A lot of people around me are worried about that for me, they’re like ooh she’s traveling, she’s taking a step back in her career, but I’m trying not to let that influence my mindset because it’s just not who I am.
What is the hardest thing for you about being an adult?
Not letting other people’s fears or decisions or lives affect my life. I’m obviously a very social person especially in the sense of social media, so I’m on everything, seeing what other people are doing. When I see some person has a new job on LinkedIn, I’m kind of like, fuck, should I have a new job? It’s hard being confident in what you’re doing and not comparing yourself to others. You’re always going to know your failures, but you’re not always going to know everyone else’s failures.
What advice would you give your 22-year-old, fresh-out-of-college-self?
I wish I didn’t feel ashamed about going home and living with my parents. I studied abroad in Copenhagen and I loved it and decided I need to go back. When I was graduating, I was waiting to hear back from a program in Copenhagen. When they told me they were going to push back their decision, I was like, I’m going to wait through the summer to see if I’m going to get this job.
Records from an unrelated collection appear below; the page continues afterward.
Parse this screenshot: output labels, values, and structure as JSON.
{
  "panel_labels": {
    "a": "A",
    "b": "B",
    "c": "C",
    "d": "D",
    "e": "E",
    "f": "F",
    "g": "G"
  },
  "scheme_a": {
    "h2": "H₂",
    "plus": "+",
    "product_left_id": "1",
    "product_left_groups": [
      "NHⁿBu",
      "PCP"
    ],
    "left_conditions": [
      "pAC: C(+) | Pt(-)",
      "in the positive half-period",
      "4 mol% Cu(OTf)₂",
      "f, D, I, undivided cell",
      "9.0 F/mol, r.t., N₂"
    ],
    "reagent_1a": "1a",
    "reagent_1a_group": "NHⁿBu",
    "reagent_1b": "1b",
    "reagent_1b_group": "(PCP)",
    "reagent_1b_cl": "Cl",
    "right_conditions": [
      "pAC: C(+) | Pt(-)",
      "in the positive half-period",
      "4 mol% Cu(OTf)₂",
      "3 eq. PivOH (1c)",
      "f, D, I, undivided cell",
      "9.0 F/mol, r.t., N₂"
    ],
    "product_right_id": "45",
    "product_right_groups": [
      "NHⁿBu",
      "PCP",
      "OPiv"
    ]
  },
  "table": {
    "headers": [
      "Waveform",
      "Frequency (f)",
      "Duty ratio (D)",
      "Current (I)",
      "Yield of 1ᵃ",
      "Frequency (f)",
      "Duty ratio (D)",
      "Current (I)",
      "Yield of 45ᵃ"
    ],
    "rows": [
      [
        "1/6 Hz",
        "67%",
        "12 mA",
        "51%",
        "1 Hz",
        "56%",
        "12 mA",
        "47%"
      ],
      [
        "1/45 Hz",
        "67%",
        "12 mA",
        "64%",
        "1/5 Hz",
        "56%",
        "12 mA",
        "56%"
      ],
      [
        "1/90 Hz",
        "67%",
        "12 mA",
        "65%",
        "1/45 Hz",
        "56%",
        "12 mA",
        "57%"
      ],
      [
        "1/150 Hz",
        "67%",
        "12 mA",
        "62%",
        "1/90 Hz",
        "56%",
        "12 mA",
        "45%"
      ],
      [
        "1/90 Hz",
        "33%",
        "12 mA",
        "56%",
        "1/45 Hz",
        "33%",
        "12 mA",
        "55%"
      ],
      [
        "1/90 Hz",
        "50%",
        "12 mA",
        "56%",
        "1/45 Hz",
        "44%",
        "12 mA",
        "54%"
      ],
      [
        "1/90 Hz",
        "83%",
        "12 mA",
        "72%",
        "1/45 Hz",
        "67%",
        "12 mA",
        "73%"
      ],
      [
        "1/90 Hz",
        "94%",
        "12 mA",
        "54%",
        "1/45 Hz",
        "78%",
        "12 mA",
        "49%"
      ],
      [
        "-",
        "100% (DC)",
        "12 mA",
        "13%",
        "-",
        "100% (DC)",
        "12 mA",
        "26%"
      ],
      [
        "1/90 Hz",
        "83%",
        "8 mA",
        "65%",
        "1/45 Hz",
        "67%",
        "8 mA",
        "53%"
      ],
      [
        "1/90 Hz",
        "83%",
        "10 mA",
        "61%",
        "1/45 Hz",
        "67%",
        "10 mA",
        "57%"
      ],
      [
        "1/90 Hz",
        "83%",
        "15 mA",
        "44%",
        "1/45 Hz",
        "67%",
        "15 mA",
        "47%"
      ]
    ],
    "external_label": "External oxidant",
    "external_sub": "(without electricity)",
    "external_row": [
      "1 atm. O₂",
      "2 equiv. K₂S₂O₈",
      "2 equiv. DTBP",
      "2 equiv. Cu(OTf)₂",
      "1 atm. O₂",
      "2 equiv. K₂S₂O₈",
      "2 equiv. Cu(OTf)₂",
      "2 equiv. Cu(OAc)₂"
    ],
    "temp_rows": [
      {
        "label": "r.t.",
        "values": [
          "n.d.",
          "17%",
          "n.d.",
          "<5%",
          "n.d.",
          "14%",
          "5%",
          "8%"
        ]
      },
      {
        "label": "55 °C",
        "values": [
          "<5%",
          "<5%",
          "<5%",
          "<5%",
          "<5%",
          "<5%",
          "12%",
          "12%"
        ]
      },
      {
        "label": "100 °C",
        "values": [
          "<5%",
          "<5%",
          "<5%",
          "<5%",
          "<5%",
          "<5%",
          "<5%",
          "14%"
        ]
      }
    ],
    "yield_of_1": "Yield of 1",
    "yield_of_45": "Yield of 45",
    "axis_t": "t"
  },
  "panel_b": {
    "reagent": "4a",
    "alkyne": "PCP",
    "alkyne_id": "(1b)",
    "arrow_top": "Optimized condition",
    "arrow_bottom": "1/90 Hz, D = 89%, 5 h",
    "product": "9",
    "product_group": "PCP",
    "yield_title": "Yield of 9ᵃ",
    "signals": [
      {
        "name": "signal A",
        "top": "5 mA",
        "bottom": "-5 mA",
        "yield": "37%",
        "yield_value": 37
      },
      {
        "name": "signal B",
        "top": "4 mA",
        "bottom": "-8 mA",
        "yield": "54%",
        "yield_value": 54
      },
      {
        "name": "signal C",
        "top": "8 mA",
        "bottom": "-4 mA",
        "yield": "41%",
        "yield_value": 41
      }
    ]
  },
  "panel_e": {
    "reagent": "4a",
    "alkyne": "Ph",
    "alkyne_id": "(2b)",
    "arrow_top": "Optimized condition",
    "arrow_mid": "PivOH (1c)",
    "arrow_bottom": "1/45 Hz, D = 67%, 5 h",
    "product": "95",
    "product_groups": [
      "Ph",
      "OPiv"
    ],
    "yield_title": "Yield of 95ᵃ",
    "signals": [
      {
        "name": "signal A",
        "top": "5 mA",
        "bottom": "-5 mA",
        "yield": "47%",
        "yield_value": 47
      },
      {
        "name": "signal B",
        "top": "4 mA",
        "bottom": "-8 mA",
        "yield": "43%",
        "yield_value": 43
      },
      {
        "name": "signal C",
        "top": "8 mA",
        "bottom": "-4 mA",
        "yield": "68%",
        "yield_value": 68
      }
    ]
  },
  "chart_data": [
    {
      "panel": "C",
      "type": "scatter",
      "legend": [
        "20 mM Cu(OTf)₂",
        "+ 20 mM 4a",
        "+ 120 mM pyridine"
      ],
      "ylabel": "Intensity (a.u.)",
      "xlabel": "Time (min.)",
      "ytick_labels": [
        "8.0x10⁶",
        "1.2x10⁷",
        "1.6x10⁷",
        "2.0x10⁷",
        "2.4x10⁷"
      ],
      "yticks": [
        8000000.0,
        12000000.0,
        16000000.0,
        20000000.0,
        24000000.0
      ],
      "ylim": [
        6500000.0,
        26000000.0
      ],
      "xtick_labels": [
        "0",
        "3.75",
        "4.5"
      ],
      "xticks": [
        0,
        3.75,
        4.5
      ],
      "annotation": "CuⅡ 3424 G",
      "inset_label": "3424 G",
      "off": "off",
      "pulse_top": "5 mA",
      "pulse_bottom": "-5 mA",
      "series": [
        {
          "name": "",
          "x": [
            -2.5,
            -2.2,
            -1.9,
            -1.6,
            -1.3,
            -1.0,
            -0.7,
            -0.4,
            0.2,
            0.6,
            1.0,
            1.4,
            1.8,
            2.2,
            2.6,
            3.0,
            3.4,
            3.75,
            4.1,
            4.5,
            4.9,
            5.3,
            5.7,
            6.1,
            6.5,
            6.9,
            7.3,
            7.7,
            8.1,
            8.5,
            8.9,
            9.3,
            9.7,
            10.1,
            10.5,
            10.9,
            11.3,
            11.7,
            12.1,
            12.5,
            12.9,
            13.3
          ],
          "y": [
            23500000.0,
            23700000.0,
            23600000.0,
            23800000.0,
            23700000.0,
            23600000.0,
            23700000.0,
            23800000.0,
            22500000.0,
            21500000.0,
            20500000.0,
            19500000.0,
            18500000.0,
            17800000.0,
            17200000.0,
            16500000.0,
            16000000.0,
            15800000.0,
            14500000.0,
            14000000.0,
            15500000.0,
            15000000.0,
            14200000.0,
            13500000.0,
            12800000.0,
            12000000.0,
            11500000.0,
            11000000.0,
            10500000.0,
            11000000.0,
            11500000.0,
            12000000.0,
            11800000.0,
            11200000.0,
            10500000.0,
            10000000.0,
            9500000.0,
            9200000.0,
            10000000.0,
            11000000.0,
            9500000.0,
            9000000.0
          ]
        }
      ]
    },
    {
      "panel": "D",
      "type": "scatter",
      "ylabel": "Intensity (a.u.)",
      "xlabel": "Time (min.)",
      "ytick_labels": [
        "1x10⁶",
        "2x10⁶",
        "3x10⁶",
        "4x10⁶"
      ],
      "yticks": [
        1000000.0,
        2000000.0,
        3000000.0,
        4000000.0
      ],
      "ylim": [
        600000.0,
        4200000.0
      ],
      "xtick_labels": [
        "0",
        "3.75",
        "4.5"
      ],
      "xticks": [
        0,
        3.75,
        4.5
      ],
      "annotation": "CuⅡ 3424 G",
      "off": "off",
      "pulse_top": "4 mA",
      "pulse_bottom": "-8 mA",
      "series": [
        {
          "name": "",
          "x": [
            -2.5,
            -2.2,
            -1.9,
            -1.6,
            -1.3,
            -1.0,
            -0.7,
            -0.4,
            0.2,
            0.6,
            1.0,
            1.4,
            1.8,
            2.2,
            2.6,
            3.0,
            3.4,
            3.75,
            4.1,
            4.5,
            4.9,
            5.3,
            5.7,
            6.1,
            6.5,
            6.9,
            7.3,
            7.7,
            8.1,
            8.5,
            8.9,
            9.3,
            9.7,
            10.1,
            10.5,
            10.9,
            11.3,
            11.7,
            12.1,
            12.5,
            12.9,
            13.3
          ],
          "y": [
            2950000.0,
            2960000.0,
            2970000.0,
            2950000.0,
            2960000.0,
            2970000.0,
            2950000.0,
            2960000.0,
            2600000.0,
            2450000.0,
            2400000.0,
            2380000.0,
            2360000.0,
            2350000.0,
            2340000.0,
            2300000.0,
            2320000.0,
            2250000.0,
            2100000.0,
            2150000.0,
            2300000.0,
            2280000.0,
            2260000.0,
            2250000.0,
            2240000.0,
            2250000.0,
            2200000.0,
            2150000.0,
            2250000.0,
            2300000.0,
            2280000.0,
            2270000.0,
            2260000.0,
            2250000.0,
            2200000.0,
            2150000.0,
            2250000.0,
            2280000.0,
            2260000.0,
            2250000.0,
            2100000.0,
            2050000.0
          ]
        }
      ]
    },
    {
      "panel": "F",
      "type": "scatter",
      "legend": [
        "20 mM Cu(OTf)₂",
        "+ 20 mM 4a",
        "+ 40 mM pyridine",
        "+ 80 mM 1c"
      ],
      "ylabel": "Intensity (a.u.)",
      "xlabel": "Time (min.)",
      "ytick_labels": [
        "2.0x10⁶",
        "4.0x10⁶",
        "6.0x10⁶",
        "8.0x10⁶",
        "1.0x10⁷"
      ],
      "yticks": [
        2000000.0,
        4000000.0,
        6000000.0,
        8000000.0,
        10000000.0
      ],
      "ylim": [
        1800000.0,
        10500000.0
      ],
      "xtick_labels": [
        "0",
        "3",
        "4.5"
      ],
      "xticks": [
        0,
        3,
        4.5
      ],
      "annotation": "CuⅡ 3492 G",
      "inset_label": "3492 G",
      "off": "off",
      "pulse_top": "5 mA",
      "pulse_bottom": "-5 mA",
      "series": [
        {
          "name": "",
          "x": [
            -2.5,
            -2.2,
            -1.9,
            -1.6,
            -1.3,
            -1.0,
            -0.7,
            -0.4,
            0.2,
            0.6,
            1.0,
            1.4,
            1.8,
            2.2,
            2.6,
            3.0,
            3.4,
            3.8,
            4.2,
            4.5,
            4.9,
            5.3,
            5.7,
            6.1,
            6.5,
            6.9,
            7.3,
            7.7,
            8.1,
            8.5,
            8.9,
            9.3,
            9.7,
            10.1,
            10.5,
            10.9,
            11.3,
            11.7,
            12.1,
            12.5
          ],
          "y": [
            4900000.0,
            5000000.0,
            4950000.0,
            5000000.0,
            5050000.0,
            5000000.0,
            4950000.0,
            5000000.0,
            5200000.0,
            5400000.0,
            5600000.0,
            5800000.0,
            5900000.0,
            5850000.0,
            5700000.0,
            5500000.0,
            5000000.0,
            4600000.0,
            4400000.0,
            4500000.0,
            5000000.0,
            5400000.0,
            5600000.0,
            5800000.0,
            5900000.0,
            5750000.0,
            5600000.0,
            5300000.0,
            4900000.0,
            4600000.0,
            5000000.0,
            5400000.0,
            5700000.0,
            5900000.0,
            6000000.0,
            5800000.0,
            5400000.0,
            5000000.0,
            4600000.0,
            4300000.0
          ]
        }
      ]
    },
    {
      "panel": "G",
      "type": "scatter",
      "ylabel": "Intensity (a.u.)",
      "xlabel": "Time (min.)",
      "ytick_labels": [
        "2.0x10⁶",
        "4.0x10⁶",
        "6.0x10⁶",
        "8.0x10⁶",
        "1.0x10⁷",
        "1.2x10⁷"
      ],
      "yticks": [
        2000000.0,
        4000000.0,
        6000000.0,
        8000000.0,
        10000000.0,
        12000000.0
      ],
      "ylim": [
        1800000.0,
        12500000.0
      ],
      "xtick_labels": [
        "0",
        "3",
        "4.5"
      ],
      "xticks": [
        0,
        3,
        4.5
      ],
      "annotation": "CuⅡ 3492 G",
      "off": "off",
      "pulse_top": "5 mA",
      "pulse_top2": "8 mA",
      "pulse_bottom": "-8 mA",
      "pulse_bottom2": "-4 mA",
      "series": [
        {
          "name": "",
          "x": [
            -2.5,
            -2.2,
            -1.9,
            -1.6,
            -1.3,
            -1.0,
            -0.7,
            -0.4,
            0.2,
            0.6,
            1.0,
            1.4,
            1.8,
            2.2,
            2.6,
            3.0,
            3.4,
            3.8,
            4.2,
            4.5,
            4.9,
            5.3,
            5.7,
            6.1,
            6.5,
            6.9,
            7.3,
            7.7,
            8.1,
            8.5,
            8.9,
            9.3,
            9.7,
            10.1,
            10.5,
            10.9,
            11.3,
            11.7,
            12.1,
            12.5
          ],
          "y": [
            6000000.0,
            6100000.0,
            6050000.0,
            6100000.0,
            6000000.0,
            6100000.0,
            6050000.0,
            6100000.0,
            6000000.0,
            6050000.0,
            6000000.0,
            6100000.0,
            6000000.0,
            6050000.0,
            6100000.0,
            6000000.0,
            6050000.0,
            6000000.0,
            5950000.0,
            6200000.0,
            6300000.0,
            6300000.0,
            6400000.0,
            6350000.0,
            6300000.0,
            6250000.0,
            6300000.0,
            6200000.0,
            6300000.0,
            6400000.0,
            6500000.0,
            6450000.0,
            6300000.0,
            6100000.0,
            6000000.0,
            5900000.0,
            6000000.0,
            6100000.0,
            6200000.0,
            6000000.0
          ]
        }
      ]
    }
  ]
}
I wanted it so badly and was pretty confident that I would at least be in the running. With that, I decided to sell all my stuff in New Orleans and move back to Palo Alto to live with my mom.
It was kind of like, ah, that’s not what you’re supposed to do. I should be moving to a new city and I should have my own apartment and I should have a group of gal pals. But that wasn’t the case and I was very self conscious of that because I thought that I was going to graduate from college and move to New York or move to Austin, something like that and it wasn’t happening because of a choice that I made- it weighed on me.
I lived at home for eight months before I moved to New York and without those eight months I would not have had the savings to go on Remote Year. So it all played out and no one cared that I was living at home. No one judged me. I was the only person judging myself. And I had a blast! I’m really grateful for that period and I wish I didn’t have such a stigma about that decision.
How do you want this year to affect the rest of your life?
I think I want to keep a very open mindset, in terms of first impressions of people and getting to know people, but also in terms of just saying yes.
I also just hope that it sets the tone for the rest of my life, I want to adventure as much as I can, but I don’t want it to mean that I can’t work or advance my career or meet interesting people and grow my network. I don’t want those things to be mutually exclusive.
So I just want to live the rest of my life as if I was on Remote Year, essentially. For me, I don’t want this to be just a year. There are a couple people on the program who are just taking a break from their life, they are doing this for a year and then they’re going to move back to whatever city they’re from and just resume normal life. Whereas, I never really put my roots down anywhere in the States and I don’t know if I ever will until I’m ready for that. I hope that I continue to build on this dream of working and traveling because it’s been a dream of mine for a while, but I never knew how to make it a reality and now that I have, I don’t want to let that go.